I stared at his hand, again laced with mine, and raised an eyebrow at him. “Why can’t I―”

“It was only temporary,” he explained. “I knew you wouldn’t be able to handle the transfer at first. Though, I admit, you did a better job than the last person I allowed to access my power.”

“What happened?” I asked, not quite sure I wanted to know.

“She became very frightened,” he said softly. Suddenly, he reached up and rubbed his eyes, then reached into his pocket and pulled out a pair of glasses. “She started to back away from me, shrieking for me to break the connection. When I told her to relax, she pulled away.”

“So she thought you were crazy,” I mumbled.

He nodded. “Somehow she screwed up my connection for anyone else I tried to encounter. I didn’t know if anyone else could help me.”

“So, this thing, whatever it is, has been going on for a long time?” I said. My thoughts were clouded when he finally put his glasses on. I shook my head to uncoil that image from my brain.

He smiled.

I frowned at him.

“So,” I said, trying to figure out my words. “What’s this whole deal of me not being human? Because last I checked, I definitely was.”

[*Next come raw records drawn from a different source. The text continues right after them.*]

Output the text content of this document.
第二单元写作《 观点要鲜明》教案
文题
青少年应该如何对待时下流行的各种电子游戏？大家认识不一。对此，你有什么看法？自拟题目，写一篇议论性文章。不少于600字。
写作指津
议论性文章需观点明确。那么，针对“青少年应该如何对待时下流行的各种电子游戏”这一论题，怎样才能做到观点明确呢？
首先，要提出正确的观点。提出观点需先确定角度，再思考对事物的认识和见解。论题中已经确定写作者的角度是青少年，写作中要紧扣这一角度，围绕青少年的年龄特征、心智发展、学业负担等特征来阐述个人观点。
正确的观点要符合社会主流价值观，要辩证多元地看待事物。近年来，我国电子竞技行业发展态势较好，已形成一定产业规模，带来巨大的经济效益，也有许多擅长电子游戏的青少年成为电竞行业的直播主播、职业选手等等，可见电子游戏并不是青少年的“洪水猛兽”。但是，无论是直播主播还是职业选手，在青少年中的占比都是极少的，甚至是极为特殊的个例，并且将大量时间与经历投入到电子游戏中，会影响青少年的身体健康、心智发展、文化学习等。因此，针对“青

“You’re taking this exceptionally well,” Nixon praised. “I’m a little worried you might go and hang yourself when things finally set in.”

“That would be the human way of doing things,” I said. When he stopped laughing, I let my mind wander. “What am I then?”

He sobered up, his face serious. “I told you that I don’t know the answer to that one.”

I made a noise in my throat that sounded like a growl and said, “You’re bullshitting me, right? You mean to tell me that you’ve been sent to protect me and you don’t even know what I am?”

“Please,” he said, his voice barely a whisper. “Please sit down.”

I was trembling from where I apparently stood, glaring down at him. His expression was half between shock and pain. He looked like he wanted to say something but thought better of it.

“If you want to speak, do it. It’s not like you’ll say anything worth hearing.”

He rose from his spot on the porch, his lips curved into a tight unpleasant smile. Before I knew what was happening, I felt my back hit one of the columns that held up the house.

“You’re so foolish,” he hissed, his eyes darkening behind the lenses. “Stupid and foolish. Don’t you see that I don’t have all the answers to your insignificant questions?”

“Stop,” I whispered. He was very close and for the first time, I was afraid. “Get away from me.”

He frowned at me, and the light from the kitchen had slid onto his face from the window, his eyes cool. He stepped back and lowered his gaze.

“I’m sorry I frightened you,” he said quietly. He reached for me and I moved away, feeling the fear in the pit of my stomach suddenly explode.

“Can you please leave?” I said gently, my head turned away from him. I couldn’t meet his eyes. I didn’t want to see the pain in them because of me.

“Casey―” he pleaded.

The last thing I remember before I shut the door in his face were his fingers slipping through my hair.